1. From the Turkey City Lexicon:
"The Cozy Catastrophe
Story in which horrific events are overwhelming the entirety of human civilization, but the action concentrates on a small group of tidy, middle-class, white Anglo- Saxon protagonists. The essence of the cozy catastrophe is that the hero should have a pretty good time (a girl, free suites at the Savoy, automobiles for the taking) while everyone else is dying off. (Attr. Brian Aldiss)"
2. From the beginning of the first chapter of Love in the Ruins, set at an abandoned Howard Johnson's on the outskirts of New Orleans:
"In the pine grove on the southwest cusp of the interstate cloverleaf, 5 p.m., July 4
Now in these dread latter days of the old violent beloved U.S.A. and of the Christ-forgetting Christ-haunted death-dealing Western world I cam to find myself in a grove of young pines and the question came to me: has it happened at last?
Two or more hours should tell the story. One way or the other. Either I am right and a catastrophe will occur, or it won't and I'm crazy. In either case the outlook is not so good.
Here I sit, in any case, against a young pine, broken out in hives and waiting for the end of the world. Safe here for the moment though, flanks protected by the rise of ground on the left and an approach ramp on the right. The carbine lies across my lap.
Just below the cloverleaf, in the ruined motel, the three girls are waiting for me. Undoubtedly something is about to happen.
Or is it that something has stopped happening?
Is it that God has at last removed his blessing from the U.S.A. and what we feel now is just the clank of the old historical machinery, the sudden jerking ahead of the roller-coaster cars as the chain catches hold and carries us back into history with its ordinary catastrophes, carries us out and up toward the brink from that felicitous and privileged siding where even unbelievers admitted that if it was not God who blessed the U.S.A., then at least some great good luck had befallen us, and that now the blessing or the luck is over, the machinery clanks, the chain catches hold, and the cars jerk forward?"
3. QUESTION: Is the "cozy catastrophe" tenable in a world of actual apocalypse? How would we react to a story about some fellow watching the New Orleans scene all unfold from his penthouse view atop a luxury hotel, secretly reveling in the freedom he finds as his moorings to bourgeois society are cut, and the whole mess collapses around him?
What happens to science fiction -- specifically, that favorite subgenre of mine, the literature of apocalypse -- when the cataclysm is actually happening?
Partly because of the narrative form, the oeuvre usually centers around a single protagonist. In the American pop cultural version, that protagonist achieves heroics through self-reliant individualism. How do we feel about the protagonist of Matheson's I Am Legend (Charlton Heston in The Omega Man), the last white man in the city, "finding" the things he needs to survive (see Patrick Nielsen Hayden's "white people find, black people loot"), fighting off the hordes of vampiric zombies (couldn't be an analog for black people could they?) Could we redo that story set in New Orleans on last Tuesday?

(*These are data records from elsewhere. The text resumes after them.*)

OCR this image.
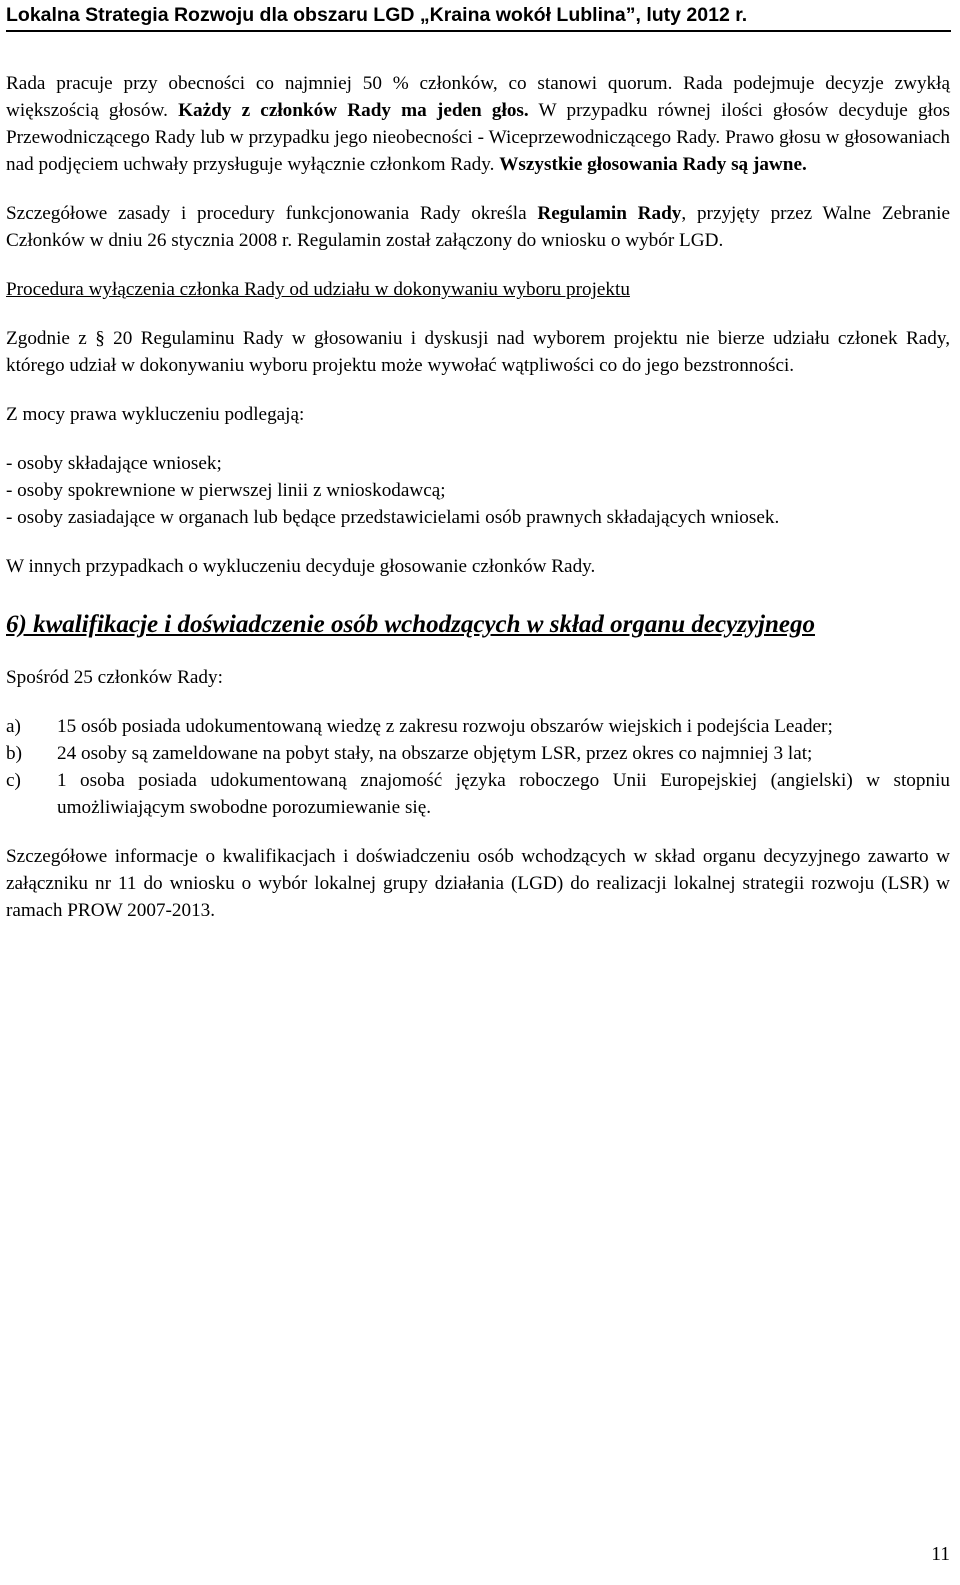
Lokalna Strategia Rozwoju dla obszaru LGD „Kraina wokół Lublina”, luty 2012 r.

Rada pracuje przy obecności co najmniej 50 % członków, co stanowi quorum. Rada podejmuje decyzje zwykłą większością głosów. Każdy z członków Rady ma jeden głos. W przypadku równej ilości głosów decyduje głos Przewodniczącego Rady lub w przypadku jego nieobecności - Wiceprzewodniczącego Rady. Prawo głosu w głosowaniach nad podjęciem uchwały przysługuje wyłącznie członkom Rady. Wszystkie głosowania Rady są jawne.

Szczegółowe zasady i procedury funkcjonowania Rady określa Regulamin Rady, przyjęty przez Walne Zebranie Członków w dniu 26 stycznia 2008 r. Regulamin został załączony do wniosku o wybór LGD.

Procedura wyłączenia członka Rady od udziału w dokonywaniu wyboru projektu

Zgodnie z § 20 Regulaminu Rady w głosowaniu i dyskusji nad wyborem projektu nie bierze udziału członek Rady, którego udział w dokonywaniu wyboru projektu może wywołać wątpliwości co do jego bezstronności.

Z mocy prawa wykluczeniu podlegają:

- osoby składające wniosek;

- osoby spokrewnione w pierwszej linii z wnioskodawcą;

- osoby zasiadające w organach lub będące przedstawicielami osób prawnych składających wniosek.

W innych przypadkach o wykluczeniu decyduje głosowanie członków Rady.

6) kwalifikacje i doświadczenie osób wchodzących w skład organu decyzyjnego

Spośród 25 członków Rady:

a)	15 osób posiada udokumentowaną wiedzę z zakresu rozwoju obszarów wiejskich i podejścia Leader;
b)	24 osoby są zameldowane na pobyt stały, na obszarze objętym LSR, przez okres co najmniej 3 lat;
c)	1 osoba posiada udokumentowaną znajomość języka roboczego Unii Europejskiej (angielski) w stopniu umożliwiającym swobodne porozumiewanie się.

Szczegółowe informacje o kwalifikacjach i doświadczeniu osób wchodzących w skład organu decyzyjnego zawarto w załączniku nr 11 do wniosku o wybór lokalnej grupy działania (LGD) do realizacji lokalnej strategii rozwoju (LSR) w ramach PROW 2007-2013.

11
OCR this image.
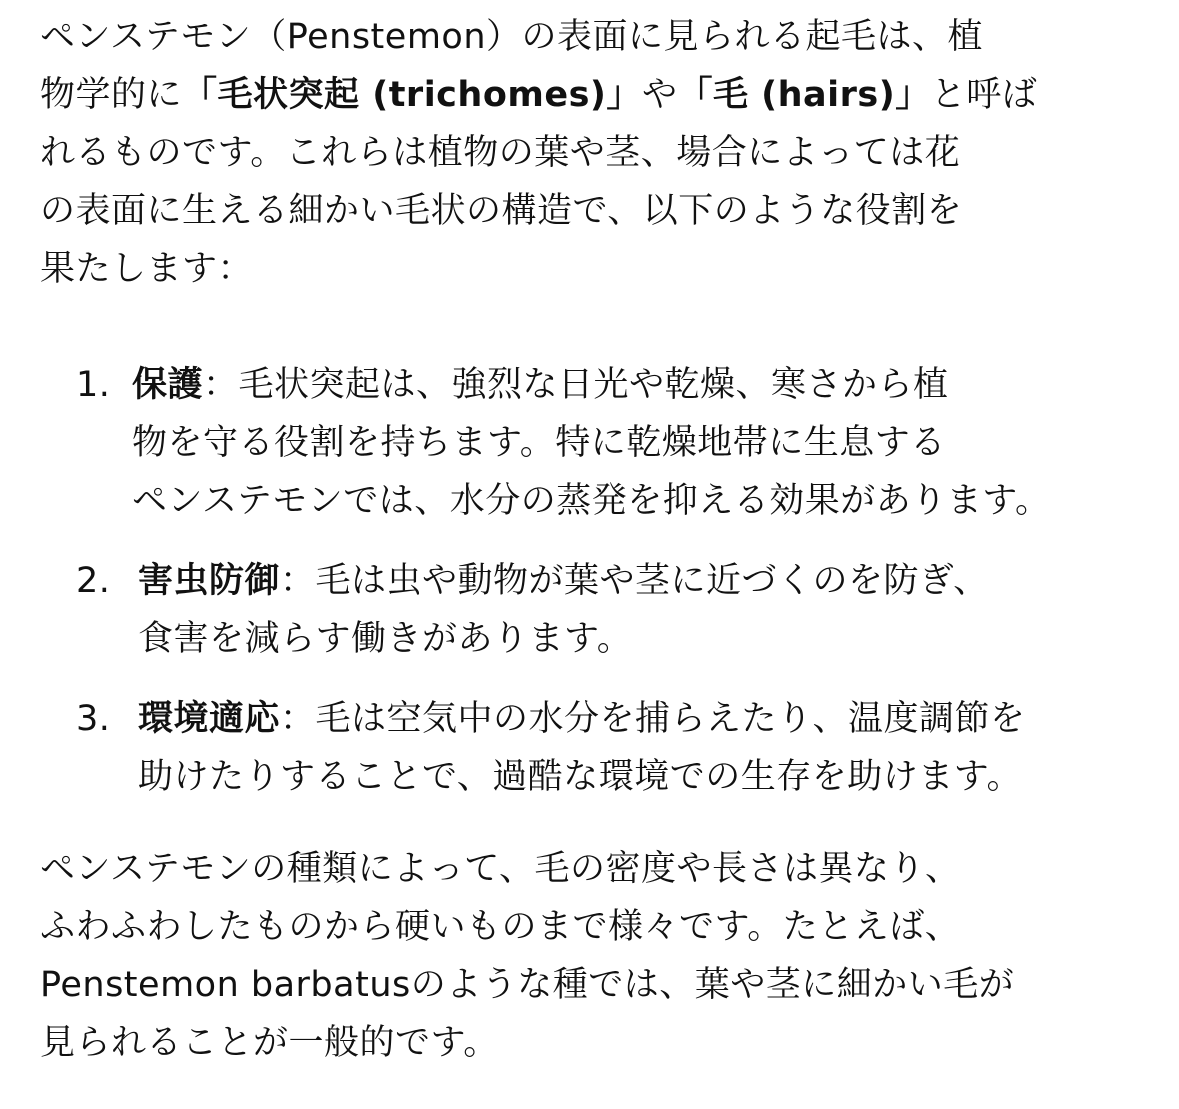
ペンステモン（Penstemon）の表面に見られる起毛は、植
物学的に「毛状突起 (trichomes)」や「毛 (hairs)」と呼ば
れるものです。これらは植物の葉や茎、場合によっては花
の表面に生える細かい毛状の構造で、以下のような役割を
果たします：
1. 保護：毛状突起は、強烈な日光や乾燥、寒さから植
物を守る役割を持ちます。特に乾燥地帯に生息する
ペンステモンでは、水分の蒸発を抑える効果があります。
2. 害虫防御：毛は虫や動物が葉や茎に近づくのを防ぎ、
食害を減らす働きがあります。
3. 環境適応：毛は空気中の水分を捕らえたり、温度調節を
助けたりすることで、過酷な環境での生存を助けます。
ペンステモンの種類によって、毛の密度や長さは異なり、
ふわふわしたものから硬いものまで様々です。たとえば、
Penstemon barbatusのような種では、葉や茎に細かい毛が
見られることが一般的です。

Speaking of Charlton Heston, how do you like watching the politicians and television news personalities grind their mental gears as the situation utterly fails to conform to the disaster movie paradigm? Mass catastrophe, it turns out, is not amenable to resolution by lone Western heroes. That only works on the micro-scale -- the lone yuppie father, loading his family into the Volvo to escape to the Houston Four Seasons Hotel, to the in-laws in a nice white neighborhood in Memphis, barely evading the hordes of vampiric zombies that will rape and eat them all if they fail to make it out before the giant tidal wave hits. Or the revolutionary leader who emerges from the mob, organizes it, and seizes the opportunity to take the city from the incompetent paternal government.
Did you see the stories yesterday -- obviously rumors -- suggesting people in New Orleans were slipping into cannibalism??
Our narrative, like our culture, values self-reliance over community. Does it have the tools to deal with suffering on a mass scale?
What do science fiction writers do when their futuristic scenarios show up in today? Online bill payment may not be as sexy as Case "jacking in," but at least it doesn't make you wonder if you will ever need to defend yourself as your world slips into a Hobbesian state of nature!
Who knew life inside a Bruce Sterling novel would be this fucking horrifying? I mean, like, where are the smart-ass jokes?
Pardon the Saturday morning rambling.